Laura Hatting lebt und arbeitet in Wien. Die Künstlerin verweigert sich der Zuordnung einer geschlossenen praktischen Kategorie. Inhaltliche Schwerpunkte sind kapitalistische Entfremdung, klinische Monstrosität, Ekel und Verzweiflung.
Krõõt Juurak, geb. 1981 in Tallinn, lebt und arbeitet als Künstler:in und Performer:in in Wien. Juurak absolvierte ArtEz, Arnhem, in Tanz und Choreografie und erwarb einen Master of Fine Arts am Sandberg Institute, Amsterdam. Juuraks Arbeit umfasst Präsentationen, Texte, Workshops, Launen und Konflikte und hat oft die De-Professionalisierung zum Thema.
Sophia Roxane Rohwetter ist Schriftstellerin und Wissenschaftlerin in den Bereichen Kulturtheorie und Kunstkritik.
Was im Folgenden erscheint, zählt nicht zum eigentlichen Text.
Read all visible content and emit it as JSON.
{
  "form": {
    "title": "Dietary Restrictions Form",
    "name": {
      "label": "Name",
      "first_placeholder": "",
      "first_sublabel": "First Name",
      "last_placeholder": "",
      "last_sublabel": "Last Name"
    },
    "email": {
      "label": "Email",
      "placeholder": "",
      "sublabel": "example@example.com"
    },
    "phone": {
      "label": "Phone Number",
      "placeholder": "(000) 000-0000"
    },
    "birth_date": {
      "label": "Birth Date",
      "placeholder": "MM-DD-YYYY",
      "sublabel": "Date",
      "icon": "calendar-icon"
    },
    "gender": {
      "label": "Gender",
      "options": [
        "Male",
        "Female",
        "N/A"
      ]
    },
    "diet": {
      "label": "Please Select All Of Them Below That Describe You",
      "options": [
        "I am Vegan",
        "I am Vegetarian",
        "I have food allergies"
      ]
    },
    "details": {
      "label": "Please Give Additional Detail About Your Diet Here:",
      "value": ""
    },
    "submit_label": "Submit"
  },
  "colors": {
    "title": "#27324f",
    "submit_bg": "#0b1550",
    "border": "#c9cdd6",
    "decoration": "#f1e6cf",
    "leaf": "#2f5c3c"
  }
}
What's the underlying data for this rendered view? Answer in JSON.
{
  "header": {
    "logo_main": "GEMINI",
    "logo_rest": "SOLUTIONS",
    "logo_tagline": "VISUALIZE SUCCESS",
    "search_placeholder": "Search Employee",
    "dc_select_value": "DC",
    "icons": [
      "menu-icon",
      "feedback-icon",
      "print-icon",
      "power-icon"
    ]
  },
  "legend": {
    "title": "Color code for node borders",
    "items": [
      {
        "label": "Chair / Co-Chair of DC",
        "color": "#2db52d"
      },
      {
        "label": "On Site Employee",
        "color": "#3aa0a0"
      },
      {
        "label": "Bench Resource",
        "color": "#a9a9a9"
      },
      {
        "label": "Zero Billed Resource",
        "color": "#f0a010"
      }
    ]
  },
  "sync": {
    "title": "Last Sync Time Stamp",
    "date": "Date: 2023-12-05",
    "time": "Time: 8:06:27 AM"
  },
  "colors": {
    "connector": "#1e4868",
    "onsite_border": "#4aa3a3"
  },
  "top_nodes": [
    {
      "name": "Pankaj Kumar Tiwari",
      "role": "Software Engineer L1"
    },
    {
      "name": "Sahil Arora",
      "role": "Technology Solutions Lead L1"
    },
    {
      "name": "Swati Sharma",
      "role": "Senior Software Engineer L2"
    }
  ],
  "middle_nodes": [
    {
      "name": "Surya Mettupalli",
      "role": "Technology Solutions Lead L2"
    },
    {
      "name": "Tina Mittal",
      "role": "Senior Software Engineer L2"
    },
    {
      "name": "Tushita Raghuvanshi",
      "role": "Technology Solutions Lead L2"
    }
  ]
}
Sie absolviert derzeit einen Master in Critical Studies an der Akademie der bildenden Künste in Wien, wo sie als Assistentin am Institut für Kunsttheorie und Kulturwissenschaften arbeitet. Ihre Forschungsschwerpunkte sind visuelle Kulturen der Antipsychiatrie, feministische Poetiken des Wahnsinns und Psychoanalyse. Sie schreibt für Texte zur Kunst und Spike Art Magazine und ist Mitbegründerin des digitalen Literaturmagazins ­
Miriam Stoney arbeitet vor allem im Medium Text. Oft kollaborativ arbeitend, umfasst ihre Praxis künstlerisches Schreiben, Audio, Performance und Installation. Nach absolvierten Studien der Kunstgeschichte an der Oxford University und Architekturgeschichte am University College London, untersucht sie in ihren Arbeiten Architekturen des Selbst in unterschiedlichen Ökologien, die wir bewohnen. Sie hat 2020 den Broken Dimanche Press Writing Prize erhalten und wird bald ihren ersten Roman veröffentlichen. Ihre erste Einzelausstellung fand 2020 im Kunstverein Kevin Space statt. Darüber hinaus wurden ihre Arbeiten im Cabaret Voltaire in Zürich und Mumok Wien präsentiert, u.a.